I understand your problems. Hershey was a 6:42am girl and Gus was a 6:00am boy. they were up early and needed to go out, wanted to play, and were generally ready for the day to begin. They did outgrow this. how old is your pup? If it has to go out, then try going out and then back to the crate with a treat and see if you can get some more sleep. We had to do that with Gus for a while. He sleeps in until about 7 now, at 5 months old.
Hmmmm, do you want her to sleep on your bed? If so, then no problem...but if you are trying to get her to sleep through then night in her crate dont' give in to the whine. If you do get her out, let her potty and then back into the crate. We drop a treat in the crate every time the pup goes in so they think it is great fun. Sometimes we even hid the treats so they have a hunt...they love it. The crate becomes their place.
But...we DO let our dogs on the bed and we start early. We've never had a potty problem on the bed and we know if the pup stirs it is time to go out.
Here is a nice link for crate training: http://www.inch.com/~dogs/cratetraining.html
We had trouble crate training. Tegan was neutered by the breeder at 8 weeks old before she came to us and the vet thinks the lazer may have nicked her bladder and she often peed in the crate, so we had to give up on that. Instead we play pen trained and she now sleeps in her play pen on a cushion but she too wakes up really early for a potty outing. Often at 3:00 or 4:00 a.m. Usually if it's earlier than 4:00 a.m. she will settle back in her pen but any later than that and she whines. My husband cannot ignore her and yells at her "enough Tegan" she quietens for a few minutes then whines again. I have told him to not say anything because even speaking is giving her attention but he can't help himself.
If it's 4:00 a.m. or later, we give in and put her on the bed after an outing rather than listen to the whining, this way we know we can get back to sleep. She will only sleep until around 7:30 a.m. anyway, even when on the bed. But she does always start out in her pen. During the initial crate training, she always woke up at 5:30 - 6:00 and started to scratch like crazy in the crate until we got up.
I'm just afraid she will expect to be on the bed earlier and earlier. I wouldn't mind, but we also share the bed with 2 cats, so it gets a little crowded - ha ha ha.
Just mimicking what others have said, if you want her to sleep in the crate, just be consistent until she gets used to it. Don't give in to the whining. When we first got Ginny at 6 months of age, she did that for about 7 - 14 days before she settled in and slept through the night in her crate. Some sleepless nights for us with pillows over our heads, but it worked out. Interestingly enough my twin girls did that for about a year as well. Ginny only took about 2 weeks to sleep through the night. They took a year :wink:
-Ginny wants to go to her crate at about 8 pm - 9 pm. If we want to sleep in, we make sure its more like 9 pm so she will hang out in her crate until about 8 am the next morning.
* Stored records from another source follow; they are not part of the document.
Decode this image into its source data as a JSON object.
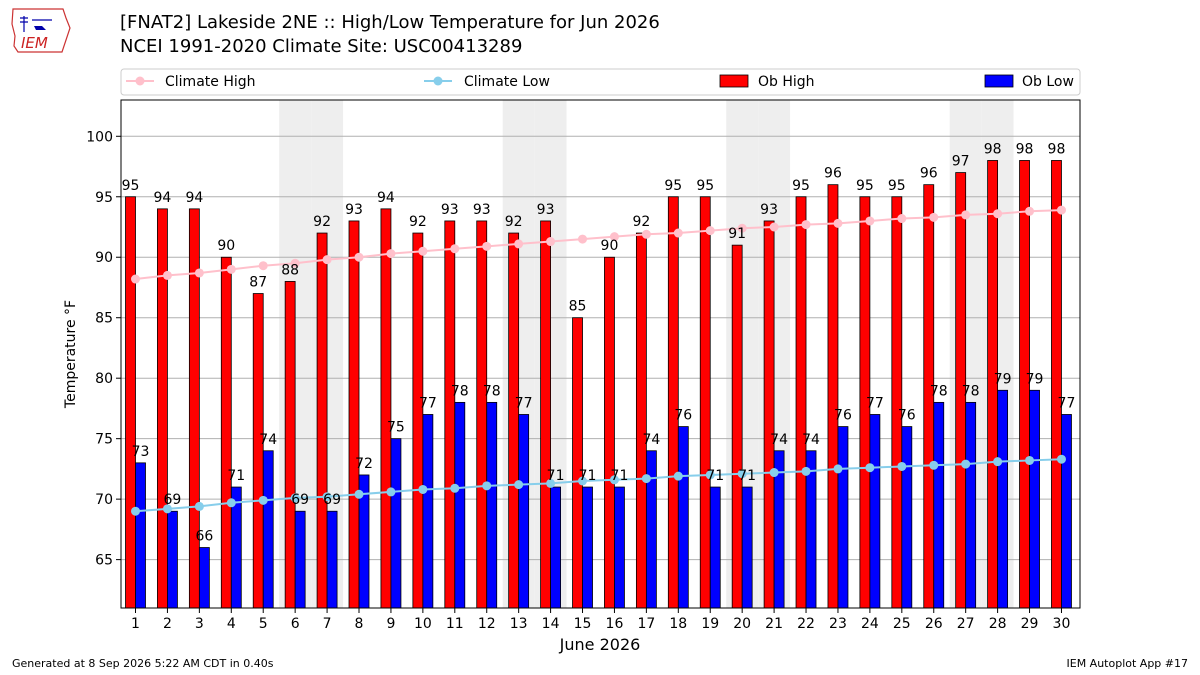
{
  "title": "[FNAT2] Lakeside 2NE :: High/Low Temperature for Jun 2026",
  "subtitle": "NCEI 1991-2020 Climate Site: USC00413289",
  "logo_text": "IEM",
  "footer_left": "Generated at 8 Sep 2026 5:22 AM CDT in 0.40s",
  "footer_right": "IEM Autoplot App #17",
  "colors": {
    "ob_high": "#ff0000",
    "ob_low": "#0000ff",
    "climate_high": "#ffc0cb",
    "climate_low": "#87ceeb",
    "weekend_band": "#eeeeee",
    "grid": "#b0b0b0"
  },
  "chart_data": {
    "type": "bar",
    "xlabel": "June 2026",
    "ylabel": "Temperature °F",
    "ylim": [
      61,
      103
    ],
    "yticks": [
      65,
      70,
      75,
      80,
      85,
      90,
      95,
      100
    ],
    "grid": "horizontal",
    "legend_position": "top",
    "days": [
      1,
      2,
      3,
      4,
      5,
      6,
      7,
      8,
      9,
      10,
      11,
      12,
      13,
      14,
      15,
      16,
      17,
      18,
      19,
      20,
      21,
      22,
      23,
      24,
      25,
      26,
      27,
      28,
      29,
      30
    ],
    "shaded_days": [
      6,
      7,
      13,
      14,
      20,
      21,
      27,
      28
    ],
    "series": [
      {
        "name": "Climate High",
        "kind": "line",
        "values": [
          88.2,
          88.5,
          88.7,
          89.0,
          89.3,
          89.5,
          89.8,
          90.0,
          90.3,
          90.5,
          90.7,
          90.9,
          91.1,
          91.3,
          91.5,
          91.7,
          91.9,
          92.0,
          92.2,
          92.4,
          92.5,
          92.7,
          92.8,
          93.0,
          93.2,
          93.3,
          93.5,
          93.6,
          93.8,
          93.9
        ]
      },
      {
        "name": "Climate Low",
        "kind": "line",
        "values": [
          69.0,
          69.2,
          69.4,
          69.7,
          69.9,
          70.1,
          70.2,
          70.4,
          70.6,
          70.8,
          70.9,
          71.1,
          71.2,
          71.3,
          71.5,
          71.6,
          71.7,
          71.9,
          72.0,
          72.1,
          72.2,
          72.3,
          72.5,
          72.6,
          72.7,
          72.8,
          72.9,
          73.1,
          73.2,
          73.3
        ]
      },
      {
        "name": "Ob High",
        "kind": "bar",
        "values": [
          95,
          94,
          94,
          90,
          87,
          88,
          92,
          93,
          94,
          92,
          93,
          93,
          92,
          93,
          85,
          90,
          92,
          95,
          95,
          91,
          93,
          95,
          96,
          95,
          95,
          96,
          97,
          98,
          98,
          98
        ]
      },
      {
        "name": "Ob Low",
        "kind": "bar",
        "values": [
          73,
          69,
          66,
          71,
          74,
          69,
          69,
          72,
          75,
          77,
          78,
          78,
          77,
          71,
          71,
          71,
          74,
          76,
          71,
          71,
          74,
          74,
          76,
          77,
          76,
          78,
          78,
          79,
          79,
          77
        ]
      }
    ]
  }
}
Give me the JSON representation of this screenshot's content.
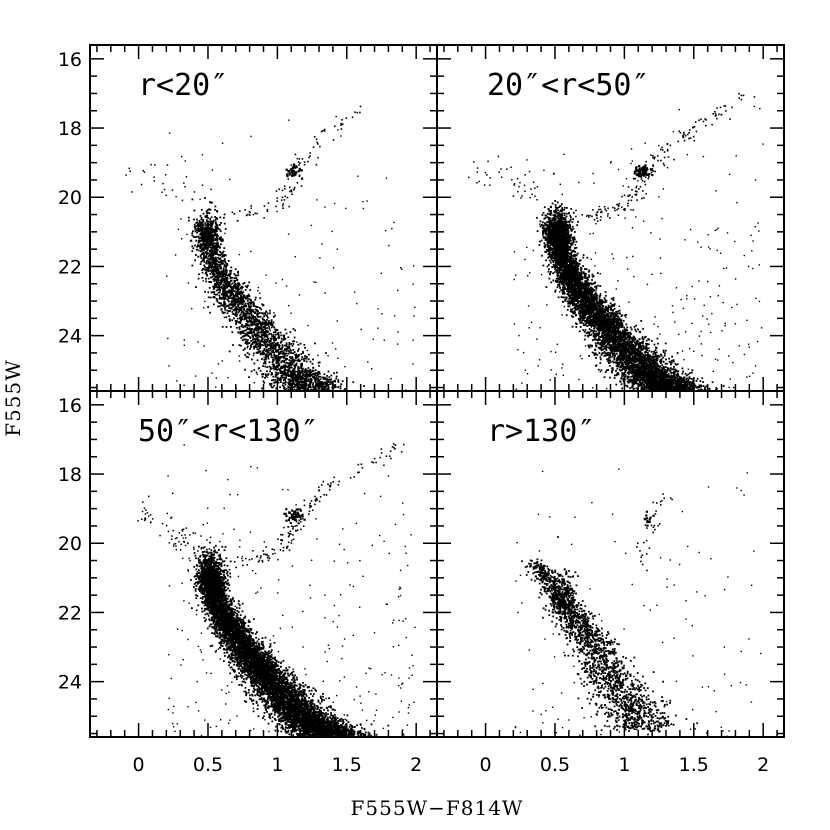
{
  "chart_data": {
    "type": "scatter",
    "xlabel": "F555W−F814W",
    "ylabel": "F555W",
    "xlim": [
      -0.35,
      2.15
    ],
    "ylim": [
      25.6,
      15.6
    ],
    "y_inverted": true,
    "x_ticks": [
      0,
      0.5,
      1,
      1.5,
      2
    ],
    "x_tick_labels": [
      "0",
      "0.5",
      "1",
      "1.5",
      "2"
    ],
    "y_ticks": [
      16,
      18,
      20,
      22,
      24
    ],
    "y_tick_labels": [
      "16",
      "18",
      "20",
      "22",
      "24"
    ],
    "grid": false,
    "panels": [
      {
        "label": "r<20″",
        "position": "top-left",
        "sequences": {
          "main_sequence_turnoff": {
            "x": 0.5,
            "y": 21.0
          },
          "main_sequence_ridge": [
            [
              0.48,
              20.8
            ],
            [
              0.55,
              22.0
            ],
            [
              0.7,
              23.0
            ],
            [
              0.9,
              24.0
            ],
            [
              1.1,
              25.0
            ],
            [
              1.25,
              25.6
            ]
          ],
          "red_giant_branch": [
            [
              0.7,
              20.6
            ],
            [
              1.0,
              20.2
            ],
            [
              1.1,
              19.6
            ],
            [
              1.2,
              19.0
            ],
            [
              1.35,
              18.2
            ],
            [
              1.6,
              17.4
            ]
          ],
          "red_clump": {
            "x": 1.12,
            "y": 19.25
          },
          "horizontal_branch_blue": [
            [
              -0.1,
              19.3
            ],
            [
              0.2,
              19.5
            ],
            [
              0.45,
              19.8
            ]
          ]
        }
      },
      {
        "label": "20″<r<50″",
        "position": "top-right",
        "sequences": {
          "main_sequence_turnoff": {
            "x": 0.52,
            "y": 21.0
          },
          "main_sequence_ridge": [
            [
              0.5,
              20.8
            ],
            [
              0.58,
              22.0
            ],
            [
              0.72,
              23.0
            ],
            [
              0.92,
              24.0
            ],
            [
              1.15,
              25.0
            ],
            [
              1.35,
              25.6
            ]
          ],
          "red_giant_branch": [
            [
              0.7,
              20.6
            ],
            [
              1.0,
              20.3
            ],
            [
              1.12,
              19.6
            ],
            [
              1.25,
              18.8
            ],
            [
              1.5,
              18.0
            ],
            [
              1.9,
              17.0
            ]
          ],
          "red_clump": {
            "x": 1.13,
            "y": 19.25
          },
          "horizontal_branch_blue": [
            [
              -0.1,
              19.3
            ],
            [
              0.2,
              19.5
            ],
            [
              0.45,
              19.9
            ]
          ]
        }
      },
      {
        "label": "50″<r<130″",
        "position": "bottom-left",
        "sequences": {
          "main_sequence_turnoff": {
            "x": 0.52,
            "y": 21.0
          },
          "main_sequence_ridge": [
            [
              0.5,
              20.8
            ],
            [
              0.6,
              22.0
            ],
            [
              0.75,
              23.0
            ],
            [
              0.95,
              24.0
            ],
            [
              1.18,
              25.0
            ],
            [
              1.4,
              25.6
            ]
          ],
          "red_giant_branch": [
            [
              0.7,
              20.6
            ],
            [
              1.0,
              20.3
            ],
            [
              1.1,
              19.7
            ],
            [
              1.2,
              19.0
            ],
            [
              1.4,
              18.2
            ],
            [
              1.9,
              17.2
            ]
          ],
          "red_clump": {
            "x": 1.12,
            "y": 19.2
          },
          "horizontal_branch_blue": [
            [
              0.0,
              19.0
            ],
            [
              0.25,
              19.8
            ],
            [
              0.45,
              20.2
            ]
          ]
        }
      },
      {
        "label": "r>130″",
        "position": "bottom-right",
        "sequences": {
          "main_sequence_turnoff": {
            "x": 0.55,
            "y": 21.5
          },
          "main_sequence_ridge": [
            [
              0.35,
              20.5
            ],
            [
              0.55,
              21.6
            ],
            [
              0.7,
              22.5
            ],
            [
              0.85,
              23.5
            ],
            [
              1.0,
              24.5
            ],
            [
              1.15,
              25.4
            ]
          ],
          "red_giant_branch": [
            [
              1.1,
              20.8
            ],
            [
              1.15,
              20.0
            ],
            [
              1.2,
              19.3
            ],
            [
              1.3,
              18.5
            ]
          ],
          "red_clump": {
            "x": 1.15,
            "y": 19.3
          }
        }
      }
    ]
  }
}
-Make sure she goes out to potty before going to bed.
-Don't give in to her crying! (unless she's having potty or digestive issues of course)
Thinking back its amazing how similar this is to raising toddlers.
thanks for the replies , Soeli is 9 weeks old and last night she woke me up in her crate ( which is in the dining room) at 2.30 a.m and went to the toilet and I sat up for 20 mins till she went all sleepy and I put her back in the crate and she slept till 6 .00 a.m I don't know if she cried any other time as I felt so ill yesterday from lack of sleep that I probably slept through lol .I feel bright eyed and bushy tailed again today
At 9 weeks, Pixie was waking me up every couple of hours, too. I'm not sure when you got Soeli, but we got Pixie at 8 weeks, and for the first week I slept on the couch with her crate on the ottoman right next to me, so my face was less than a foot from the crate. Then I put the crate in our room, but on the ottoman so she could see us in the bed, then just on a cushion, and finally on the floor. That process really helped her get comfortable being in the crate at night.
Also, for probably at least a month I would get up at least a couple of times a night to take her out, whenever she cried. At night I pick her up from the crate and carry her to the door, and then carry her back to the crate. I don't talk to her or pet her. I think all that helps her understand that getting out of her crate in the middle of the night is different than in the morning, when we get up. She's about 20 weeks now, and I've only had to get up with her in the middle of the night once in probably at least a month.
It sounds like keeping her in the crate is really helping. The only good thing I have to say about all this is, the midnight wakings end a lot sooner with a puppy than they do with a baby!